Brandeis is hardly unique in this collegiate venture into word/thought control. The University of Michigan’s “Words Matter Task Force” issued its version of troublesome words last winter. That list famously included the words “picnic” and “brown bag.” Other colleges are also on this track, and even the ones that haven’t created lists of unacceptable words mostly have “bias response teams” that swing into punitive action against students who use “wrong” words or expressions.

A broad-based initiative to promote civil discourse on college campuses would normally be considered a good thing, given today’s contentious and polarized times. Sadly, however, these language lists are ideologically driven power plays designed to stifle open dialogue and impose perceptions. Telling people on campus to avoid a word such as “picnic” only intimidates speakers, leaving them to wonder how to avoid cracking the next eggshell.

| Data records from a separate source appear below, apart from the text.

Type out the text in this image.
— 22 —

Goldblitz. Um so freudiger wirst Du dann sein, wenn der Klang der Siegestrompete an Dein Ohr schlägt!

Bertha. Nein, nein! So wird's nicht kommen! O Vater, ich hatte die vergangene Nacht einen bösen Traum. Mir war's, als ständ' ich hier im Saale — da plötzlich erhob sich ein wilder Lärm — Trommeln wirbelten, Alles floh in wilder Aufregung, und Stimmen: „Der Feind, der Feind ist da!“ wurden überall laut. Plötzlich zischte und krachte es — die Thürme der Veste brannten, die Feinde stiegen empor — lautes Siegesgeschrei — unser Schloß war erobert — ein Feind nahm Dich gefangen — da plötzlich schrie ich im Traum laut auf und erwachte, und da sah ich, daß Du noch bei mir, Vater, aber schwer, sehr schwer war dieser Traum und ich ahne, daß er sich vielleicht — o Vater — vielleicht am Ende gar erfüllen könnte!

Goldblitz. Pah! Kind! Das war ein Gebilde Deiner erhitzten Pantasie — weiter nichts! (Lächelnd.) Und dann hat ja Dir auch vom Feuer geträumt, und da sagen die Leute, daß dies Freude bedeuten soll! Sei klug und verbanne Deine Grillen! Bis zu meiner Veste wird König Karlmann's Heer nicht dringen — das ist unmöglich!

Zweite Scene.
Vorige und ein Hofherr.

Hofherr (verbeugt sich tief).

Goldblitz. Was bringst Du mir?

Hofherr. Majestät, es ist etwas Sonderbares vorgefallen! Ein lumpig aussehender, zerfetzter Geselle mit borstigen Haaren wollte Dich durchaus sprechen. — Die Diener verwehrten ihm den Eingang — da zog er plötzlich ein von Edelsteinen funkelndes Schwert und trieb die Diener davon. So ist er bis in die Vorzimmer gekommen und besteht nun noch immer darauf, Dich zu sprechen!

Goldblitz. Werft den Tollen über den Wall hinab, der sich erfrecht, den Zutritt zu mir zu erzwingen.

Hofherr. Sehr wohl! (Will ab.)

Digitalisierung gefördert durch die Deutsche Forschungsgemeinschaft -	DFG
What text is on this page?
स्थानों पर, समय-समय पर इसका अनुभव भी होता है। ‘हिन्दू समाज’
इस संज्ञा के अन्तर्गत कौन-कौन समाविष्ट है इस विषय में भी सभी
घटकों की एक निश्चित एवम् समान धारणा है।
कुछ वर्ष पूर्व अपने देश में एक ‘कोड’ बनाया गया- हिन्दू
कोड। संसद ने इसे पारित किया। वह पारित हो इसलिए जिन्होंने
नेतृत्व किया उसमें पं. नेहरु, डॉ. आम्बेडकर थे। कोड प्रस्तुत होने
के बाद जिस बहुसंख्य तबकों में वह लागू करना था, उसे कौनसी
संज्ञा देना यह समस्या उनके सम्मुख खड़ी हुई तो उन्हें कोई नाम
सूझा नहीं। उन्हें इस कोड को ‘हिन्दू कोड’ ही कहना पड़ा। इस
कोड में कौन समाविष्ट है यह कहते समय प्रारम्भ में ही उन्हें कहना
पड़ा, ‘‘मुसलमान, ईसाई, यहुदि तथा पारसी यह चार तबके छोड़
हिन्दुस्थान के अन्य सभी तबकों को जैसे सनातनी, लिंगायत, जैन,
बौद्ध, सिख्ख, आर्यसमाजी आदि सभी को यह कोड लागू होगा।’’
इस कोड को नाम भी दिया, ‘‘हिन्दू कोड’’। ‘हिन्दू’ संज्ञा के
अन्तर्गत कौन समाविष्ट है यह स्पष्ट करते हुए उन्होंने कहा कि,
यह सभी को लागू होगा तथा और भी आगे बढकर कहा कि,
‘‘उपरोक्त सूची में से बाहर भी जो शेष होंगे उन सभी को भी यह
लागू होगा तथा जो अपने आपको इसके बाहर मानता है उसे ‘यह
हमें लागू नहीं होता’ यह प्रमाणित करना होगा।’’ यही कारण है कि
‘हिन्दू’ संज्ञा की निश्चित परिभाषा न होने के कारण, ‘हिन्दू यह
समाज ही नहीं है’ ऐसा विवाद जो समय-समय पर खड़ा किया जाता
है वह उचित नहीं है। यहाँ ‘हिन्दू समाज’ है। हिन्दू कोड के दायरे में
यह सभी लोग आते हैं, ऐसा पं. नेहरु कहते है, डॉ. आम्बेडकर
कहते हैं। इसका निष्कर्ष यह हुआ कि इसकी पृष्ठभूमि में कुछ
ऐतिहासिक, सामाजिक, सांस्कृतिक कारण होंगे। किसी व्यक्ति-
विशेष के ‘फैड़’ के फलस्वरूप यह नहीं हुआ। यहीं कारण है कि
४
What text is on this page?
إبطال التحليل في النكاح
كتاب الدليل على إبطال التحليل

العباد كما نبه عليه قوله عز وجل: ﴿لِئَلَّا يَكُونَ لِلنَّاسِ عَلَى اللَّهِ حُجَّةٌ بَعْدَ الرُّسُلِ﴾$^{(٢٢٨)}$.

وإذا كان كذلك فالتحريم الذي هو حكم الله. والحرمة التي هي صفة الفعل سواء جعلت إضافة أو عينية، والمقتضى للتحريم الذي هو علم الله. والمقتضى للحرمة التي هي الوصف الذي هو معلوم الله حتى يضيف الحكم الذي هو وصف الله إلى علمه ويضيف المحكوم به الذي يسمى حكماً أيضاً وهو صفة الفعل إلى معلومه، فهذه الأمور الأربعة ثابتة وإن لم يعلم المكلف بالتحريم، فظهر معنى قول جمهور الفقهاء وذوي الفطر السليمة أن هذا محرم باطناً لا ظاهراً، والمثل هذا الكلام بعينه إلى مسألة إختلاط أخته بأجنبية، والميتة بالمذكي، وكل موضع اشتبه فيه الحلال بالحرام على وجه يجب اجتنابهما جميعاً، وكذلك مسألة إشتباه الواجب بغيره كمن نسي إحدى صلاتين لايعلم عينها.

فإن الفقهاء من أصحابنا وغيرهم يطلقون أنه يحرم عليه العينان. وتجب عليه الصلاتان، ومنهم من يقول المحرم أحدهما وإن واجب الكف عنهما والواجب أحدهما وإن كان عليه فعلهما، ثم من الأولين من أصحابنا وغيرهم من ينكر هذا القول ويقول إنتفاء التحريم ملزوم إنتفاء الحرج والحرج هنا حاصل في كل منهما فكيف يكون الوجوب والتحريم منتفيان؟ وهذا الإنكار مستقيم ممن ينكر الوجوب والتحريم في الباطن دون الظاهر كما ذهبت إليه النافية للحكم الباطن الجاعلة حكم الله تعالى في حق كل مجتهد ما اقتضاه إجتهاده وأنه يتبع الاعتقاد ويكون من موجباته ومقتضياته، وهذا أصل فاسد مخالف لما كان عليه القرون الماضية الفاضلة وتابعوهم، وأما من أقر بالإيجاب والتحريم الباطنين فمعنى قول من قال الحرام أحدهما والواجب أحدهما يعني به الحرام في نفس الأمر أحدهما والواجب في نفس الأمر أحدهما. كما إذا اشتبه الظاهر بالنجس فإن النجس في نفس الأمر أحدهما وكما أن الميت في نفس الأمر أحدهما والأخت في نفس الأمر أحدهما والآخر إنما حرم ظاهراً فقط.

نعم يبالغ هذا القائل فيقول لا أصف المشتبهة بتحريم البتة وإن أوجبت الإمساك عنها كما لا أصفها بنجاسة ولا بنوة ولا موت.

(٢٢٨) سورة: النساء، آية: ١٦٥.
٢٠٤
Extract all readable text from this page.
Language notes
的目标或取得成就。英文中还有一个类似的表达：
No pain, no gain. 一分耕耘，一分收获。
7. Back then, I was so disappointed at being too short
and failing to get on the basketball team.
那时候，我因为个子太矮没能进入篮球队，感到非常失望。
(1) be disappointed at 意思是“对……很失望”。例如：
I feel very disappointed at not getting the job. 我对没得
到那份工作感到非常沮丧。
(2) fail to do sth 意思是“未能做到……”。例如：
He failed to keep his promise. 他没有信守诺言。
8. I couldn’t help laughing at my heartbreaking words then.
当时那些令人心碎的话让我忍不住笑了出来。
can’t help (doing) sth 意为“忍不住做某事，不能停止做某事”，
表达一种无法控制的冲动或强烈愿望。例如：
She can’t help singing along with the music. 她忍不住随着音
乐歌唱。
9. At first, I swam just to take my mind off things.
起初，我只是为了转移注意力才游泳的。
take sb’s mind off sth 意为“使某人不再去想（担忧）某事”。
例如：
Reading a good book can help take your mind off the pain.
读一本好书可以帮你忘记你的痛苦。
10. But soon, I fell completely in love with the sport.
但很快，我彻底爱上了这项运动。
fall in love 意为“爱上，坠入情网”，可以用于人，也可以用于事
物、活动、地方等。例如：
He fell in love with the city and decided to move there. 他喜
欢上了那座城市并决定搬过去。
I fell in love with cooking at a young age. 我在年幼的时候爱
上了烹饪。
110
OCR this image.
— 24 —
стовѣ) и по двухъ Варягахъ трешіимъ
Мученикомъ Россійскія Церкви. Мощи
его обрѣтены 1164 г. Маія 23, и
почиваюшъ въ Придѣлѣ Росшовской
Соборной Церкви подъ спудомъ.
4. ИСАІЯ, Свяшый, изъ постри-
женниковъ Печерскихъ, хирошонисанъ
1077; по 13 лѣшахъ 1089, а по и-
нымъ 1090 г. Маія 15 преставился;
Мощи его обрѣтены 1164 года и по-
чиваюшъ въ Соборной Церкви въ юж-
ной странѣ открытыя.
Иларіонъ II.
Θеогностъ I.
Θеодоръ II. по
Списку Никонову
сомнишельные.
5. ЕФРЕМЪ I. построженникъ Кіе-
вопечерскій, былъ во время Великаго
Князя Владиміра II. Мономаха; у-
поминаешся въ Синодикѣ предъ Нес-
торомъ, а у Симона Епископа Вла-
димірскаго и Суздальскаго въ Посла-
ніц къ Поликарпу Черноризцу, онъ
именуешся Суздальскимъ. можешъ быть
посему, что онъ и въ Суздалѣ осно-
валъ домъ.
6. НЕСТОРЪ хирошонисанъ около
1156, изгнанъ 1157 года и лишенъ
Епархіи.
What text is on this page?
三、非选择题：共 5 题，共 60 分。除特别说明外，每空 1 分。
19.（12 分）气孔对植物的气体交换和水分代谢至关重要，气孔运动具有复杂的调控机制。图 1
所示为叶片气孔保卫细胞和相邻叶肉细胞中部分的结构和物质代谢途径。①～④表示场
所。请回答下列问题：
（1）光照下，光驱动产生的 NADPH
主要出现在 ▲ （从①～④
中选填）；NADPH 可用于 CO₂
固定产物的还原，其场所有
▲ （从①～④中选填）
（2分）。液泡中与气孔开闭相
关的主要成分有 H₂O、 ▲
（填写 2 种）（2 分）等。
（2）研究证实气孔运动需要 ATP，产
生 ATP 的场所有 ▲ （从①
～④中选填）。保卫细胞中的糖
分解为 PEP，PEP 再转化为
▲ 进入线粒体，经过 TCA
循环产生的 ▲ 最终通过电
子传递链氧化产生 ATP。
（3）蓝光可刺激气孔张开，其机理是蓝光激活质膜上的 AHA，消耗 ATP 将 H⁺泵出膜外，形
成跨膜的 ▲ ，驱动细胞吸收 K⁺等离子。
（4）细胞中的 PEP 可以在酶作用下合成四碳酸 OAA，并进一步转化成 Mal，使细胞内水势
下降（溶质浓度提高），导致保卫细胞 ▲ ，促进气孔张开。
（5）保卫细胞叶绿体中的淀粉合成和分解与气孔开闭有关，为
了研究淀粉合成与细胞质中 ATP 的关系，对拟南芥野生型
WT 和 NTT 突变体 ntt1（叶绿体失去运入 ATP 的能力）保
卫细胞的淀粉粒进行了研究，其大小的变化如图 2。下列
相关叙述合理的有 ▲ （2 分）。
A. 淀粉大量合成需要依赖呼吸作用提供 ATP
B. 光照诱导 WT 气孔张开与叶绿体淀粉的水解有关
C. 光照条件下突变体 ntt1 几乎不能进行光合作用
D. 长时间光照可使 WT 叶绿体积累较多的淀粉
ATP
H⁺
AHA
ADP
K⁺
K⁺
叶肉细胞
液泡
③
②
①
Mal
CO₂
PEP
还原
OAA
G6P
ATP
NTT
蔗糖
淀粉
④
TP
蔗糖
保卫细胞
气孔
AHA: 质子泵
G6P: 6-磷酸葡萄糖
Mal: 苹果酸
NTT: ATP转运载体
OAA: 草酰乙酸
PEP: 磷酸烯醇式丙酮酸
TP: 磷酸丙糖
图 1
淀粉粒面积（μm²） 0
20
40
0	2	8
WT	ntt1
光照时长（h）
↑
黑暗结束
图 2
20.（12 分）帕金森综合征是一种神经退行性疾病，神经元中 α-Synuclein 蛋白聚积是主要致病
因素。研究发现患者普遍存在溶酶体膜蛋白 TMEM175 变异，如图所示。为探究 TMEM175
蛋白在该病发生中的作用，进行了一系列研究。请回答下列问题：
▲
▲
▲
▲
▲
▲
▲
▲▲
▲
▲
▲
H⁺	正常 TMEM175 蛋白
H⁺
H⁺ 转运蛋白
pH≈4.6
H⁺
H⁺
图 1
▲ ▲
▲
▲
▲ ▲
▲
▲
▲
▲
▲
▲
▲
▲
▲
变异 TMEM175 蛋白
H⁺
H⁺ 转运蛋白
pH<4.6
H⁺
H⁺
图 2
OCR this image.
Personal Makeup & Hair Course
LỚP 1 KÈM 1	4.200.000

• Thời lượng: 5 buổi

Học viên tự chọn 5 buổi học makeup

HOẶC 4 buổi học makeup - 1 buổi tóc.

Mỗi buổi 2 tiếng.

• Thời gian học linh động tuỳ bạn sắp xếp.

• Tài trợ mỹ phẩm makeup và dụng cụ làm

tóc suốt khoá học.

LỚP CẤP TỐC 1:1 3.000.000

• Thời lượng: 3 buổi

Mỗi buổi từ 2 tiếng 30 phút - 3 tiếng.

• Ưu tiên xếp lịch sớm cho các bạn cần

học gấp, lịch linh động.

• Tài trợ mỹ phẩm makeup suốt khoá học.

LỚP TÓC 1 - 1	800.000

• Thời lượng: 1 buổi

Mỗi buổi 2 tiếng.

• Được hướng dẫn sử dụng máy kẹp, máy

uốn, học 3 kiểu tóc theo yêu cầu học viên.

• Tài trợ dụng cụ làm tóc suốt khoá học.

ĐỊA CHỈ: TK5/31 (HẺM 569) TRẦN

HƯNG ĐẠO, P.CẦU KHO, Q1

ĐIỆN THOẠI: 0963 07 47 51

Word lists devised to sincerely promote rational and open discussion would necessarily include terms that might be offensive to a wide range of students. These “oppressive language” lists, for example, show no consideration for how veterans, students from rural America, or pro-life students on campus might be demonized. The list of terms to be considered offensive must go way beyond what these colleges have identified thus far, which makes the creation of such lists a fool’s errand from the get-go. Anybody wanting to promote civil discourse should at least include the “f-bomb” on a list of bad words, a word missing from the list, of course, along with other common vulgarities.

Manipulating word choices fails to instill reasoned and effective thought into civil discourse, but instead leaves college students and employees puzzled about which word choices are acceptable and which are not. Such a condition becomes perpetual because a word allowed one day in polite conversation (picnic?) could be poison tomorrow, based on the whim of an administrator in the student affairs office.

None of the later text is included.